Old Trafford rivals may queue up to offer sympathy but it was the winning goal that brought sweet relief at Old Trafford.
If there is one thing football managers detest even more than boardroom votes of confidence it is sympathy from rivals. Alex Ferguson will be duly appalled by the way in which not just his sworn enemy Arsène Wenger but Rafa Benítez, Jose Mourinho and Sam Allardyce have been queuing up to ladle the stuff on to the airwaves and across the back pages.
Such head-shaking, expressions of sorrow about Alex being booed by United fans at the end of last Saturday's defeat against Blackburn, were presumably offered in a spirit of utmost sincerity but they imbue Ferguson with an unaccustomed aura of vulnerability.
Not to mention prompting the man on Old Trafford's public address system to come over all Butlins Red-Coatish with the carefully emphasised tannoyed plea: "Let's get right behind Manchester United tonight."
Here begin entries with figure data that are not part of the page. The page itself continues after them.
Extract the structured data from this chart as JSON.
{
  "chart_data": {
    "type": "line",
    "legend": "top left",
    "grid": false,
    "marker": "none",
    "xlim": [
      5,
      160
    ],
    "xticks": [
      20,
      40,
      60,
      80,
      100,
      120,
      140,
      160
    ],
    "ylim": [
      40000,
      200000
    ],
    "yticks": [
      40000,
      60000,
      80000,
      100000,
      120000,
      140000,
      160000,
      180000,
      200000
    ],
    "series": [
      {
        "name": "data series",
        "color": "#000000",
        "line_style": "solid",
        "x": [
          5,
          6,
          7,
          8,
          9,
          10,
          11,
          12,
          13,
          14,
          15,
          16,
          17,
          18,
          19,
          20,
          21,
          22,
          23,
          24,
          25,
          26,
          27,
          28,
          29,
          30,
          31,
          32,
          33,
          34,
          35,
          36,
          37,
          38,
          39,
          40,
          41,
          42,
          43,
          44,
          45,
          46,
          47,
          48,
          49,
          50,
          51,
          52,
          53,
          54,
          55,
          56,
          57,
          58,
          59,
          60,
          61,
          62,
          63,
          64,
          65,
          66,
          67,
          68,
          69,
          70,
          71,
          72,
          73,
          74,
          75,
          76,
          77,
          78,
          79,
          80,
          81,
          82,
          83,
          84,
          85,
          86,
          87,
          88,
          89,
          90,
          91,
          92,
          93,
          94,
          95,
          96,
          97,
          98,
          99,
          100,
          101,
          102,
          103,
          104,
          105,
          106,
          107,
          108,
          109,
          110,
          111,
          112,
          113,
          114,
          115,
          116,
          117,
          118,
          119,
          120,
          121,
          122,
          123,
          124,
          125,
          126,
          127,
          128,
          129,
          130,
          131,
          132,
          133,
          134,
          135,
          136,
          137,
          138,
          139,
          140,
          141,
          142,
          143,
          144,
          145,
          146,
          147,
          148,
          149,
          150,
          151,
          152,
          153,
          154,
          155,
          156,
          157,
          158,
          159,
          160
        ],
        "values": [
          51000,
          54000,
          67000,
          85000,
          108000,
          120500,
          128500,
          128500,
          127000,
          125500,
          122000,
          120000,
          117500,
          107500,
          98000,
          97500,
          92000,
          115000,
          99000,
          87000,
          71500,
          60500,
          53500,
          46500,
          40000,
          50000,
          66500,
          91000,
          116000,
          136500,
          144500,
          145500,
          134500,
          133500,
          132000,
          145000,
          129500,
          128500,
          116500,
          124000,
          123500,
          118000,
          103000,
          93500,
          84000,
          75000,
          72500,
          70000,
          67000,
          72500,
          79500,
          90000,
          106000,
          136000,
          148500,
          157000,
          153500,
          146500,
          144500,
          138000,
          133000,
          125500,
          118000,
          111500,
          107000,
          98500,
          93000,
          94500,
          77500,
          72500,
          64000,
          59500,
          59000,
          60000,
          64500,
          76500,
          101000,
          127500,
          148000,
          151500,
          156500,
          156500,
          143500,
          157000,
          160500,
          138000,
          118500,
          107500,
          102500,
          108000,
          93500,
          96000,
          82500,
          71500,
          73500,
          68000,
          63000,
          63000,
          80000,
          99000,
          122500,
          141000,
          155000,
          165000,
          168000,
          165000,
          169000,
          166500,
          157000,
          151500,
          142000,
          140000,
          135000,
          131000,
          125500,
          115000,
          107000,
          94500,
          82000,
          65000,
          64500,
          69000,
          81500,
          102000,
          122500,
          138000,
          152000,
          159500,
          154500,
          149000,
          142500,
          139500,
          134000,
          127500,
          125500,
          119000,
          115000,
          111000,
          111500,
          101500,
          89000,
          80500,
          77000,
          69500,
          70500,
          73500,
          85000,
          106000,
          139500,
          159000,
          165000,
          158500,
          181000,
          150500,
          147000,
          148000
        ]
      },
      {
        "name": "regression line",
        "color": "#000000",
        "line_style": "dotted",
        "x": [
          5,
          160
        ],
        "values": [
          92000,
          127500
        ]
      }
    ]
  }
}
Within minutes Ferguson was seen walking right behind his much criticised assistant, Carlos Queiroz, as, accompanied by a security man, the pair headed to the dugout. United fans are concerned that their manager has proved far too willing to go along with Queiroz's promotion of the 4-5-1 system blamed for the current goal shortage. By way of exacerbating this hostility Queiroz has told a newspaper in Portugal that such quibbles from supporters are "stupid", particularly as, in his eyes, United are actually playing 4-3-3.
Whatever the system, Ryan Giggs has struggled to make the starting line-up this season but last night the Wales winger silenced the newly audible whistles of impatience.
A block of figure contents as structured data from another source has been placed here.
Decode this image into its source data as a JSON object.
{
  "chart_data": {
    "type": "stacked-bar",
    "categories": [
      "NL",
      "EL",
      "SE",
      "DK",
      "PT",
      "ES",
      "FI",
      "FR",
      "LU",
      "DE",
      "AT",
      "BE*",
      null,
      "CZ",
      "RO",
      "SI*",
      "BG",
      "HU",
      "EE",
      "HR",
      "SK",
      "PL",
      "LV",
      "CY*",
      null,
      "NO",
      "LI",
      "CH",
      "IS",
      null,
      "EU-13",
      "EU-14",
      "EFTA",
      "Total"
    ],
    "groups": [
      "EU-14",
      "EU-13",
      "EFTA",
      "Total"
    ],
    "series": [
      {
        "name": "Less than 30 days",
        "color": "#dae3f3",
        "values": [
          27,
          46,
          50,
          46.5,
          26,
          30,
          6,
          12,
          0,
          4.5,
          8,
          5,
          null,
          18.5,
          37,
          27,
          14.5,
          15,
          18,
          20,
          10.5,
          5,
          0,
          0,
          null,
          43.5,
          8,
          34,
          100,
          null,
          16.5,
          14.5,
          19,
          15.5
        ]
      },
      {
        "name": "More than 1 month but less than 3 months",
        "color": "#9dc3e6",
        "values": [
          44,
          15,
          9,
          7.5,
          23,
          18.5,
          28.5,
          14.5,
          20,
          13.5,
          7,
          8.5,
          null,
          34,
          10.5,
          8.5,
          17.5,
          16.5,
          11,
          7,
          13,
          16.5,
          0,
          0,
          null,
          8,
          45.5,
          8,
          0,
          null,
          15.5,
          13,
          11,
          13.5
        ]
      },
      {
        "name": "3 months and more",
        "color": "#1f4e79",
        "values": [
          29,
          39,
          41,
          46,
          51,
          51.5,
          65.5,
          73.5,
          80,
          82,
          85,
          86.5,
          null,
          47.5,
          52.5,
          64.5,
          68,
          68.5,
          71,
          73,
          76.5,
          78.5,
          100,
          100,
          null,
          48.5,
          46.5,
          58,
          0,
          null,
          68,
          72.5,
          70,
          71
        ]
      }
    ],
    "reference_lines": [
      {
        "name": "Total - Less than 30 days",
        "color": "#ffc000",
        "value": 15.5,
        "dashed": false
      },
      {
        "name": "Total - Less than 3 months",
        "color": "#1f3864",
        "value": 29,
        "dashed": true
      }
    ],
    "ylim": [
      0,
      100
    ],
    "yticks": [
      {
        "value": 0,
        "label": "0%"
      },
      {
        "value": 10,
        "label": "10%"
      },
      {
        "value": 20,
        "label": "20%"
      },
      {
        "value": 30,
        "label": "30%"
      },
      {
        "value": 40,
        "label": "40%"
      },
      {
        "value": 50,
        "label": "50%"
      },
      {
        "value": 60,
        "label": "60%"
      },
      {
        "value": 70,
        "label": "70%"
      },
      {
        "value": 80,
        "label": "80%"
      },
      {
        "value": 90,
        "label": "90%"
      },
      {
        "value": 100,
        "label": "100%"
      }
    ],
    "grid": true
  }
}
With United ahead courtesy of Giggs's free kick, Old Trafford was free to spend half-time wallowing in nostalgia and welcoming Brian Kidd, Ferguson's one-time sidekick on to the pitch, to draw the raffle.
When Kidd was at Blackburn, Ferguson pointedly refused to shake his former assistant's hand on the evening United rubber-stamped Rovers' relegation from the Premiership.
Here, though, everyone was reflecting on the 1968 European Cup final and United's 4-1 Wembley victory against Benfica, with Kidd scoring one of the victors' goals.
When Simao Sabrosa equalised, the United support immediately upped the decibel level. Yet sustaining such momentum proved almost as difficult as United's attempts to control the game's tempo and increasingly long silences were punctuated by frustrated gasps at yet another sloppy concession of home possession.
Van Nistelrooy's winner was greeted by relief rather than rapture as Ferguson's contention, in his programme notes, that "in fact it's just Chelsea's 100 per cent record that's making our results look a bit ordinary when, in actual fact, I think we have done okay" was looking more debatable by the minute. Wenger for Old Trafford, anyone?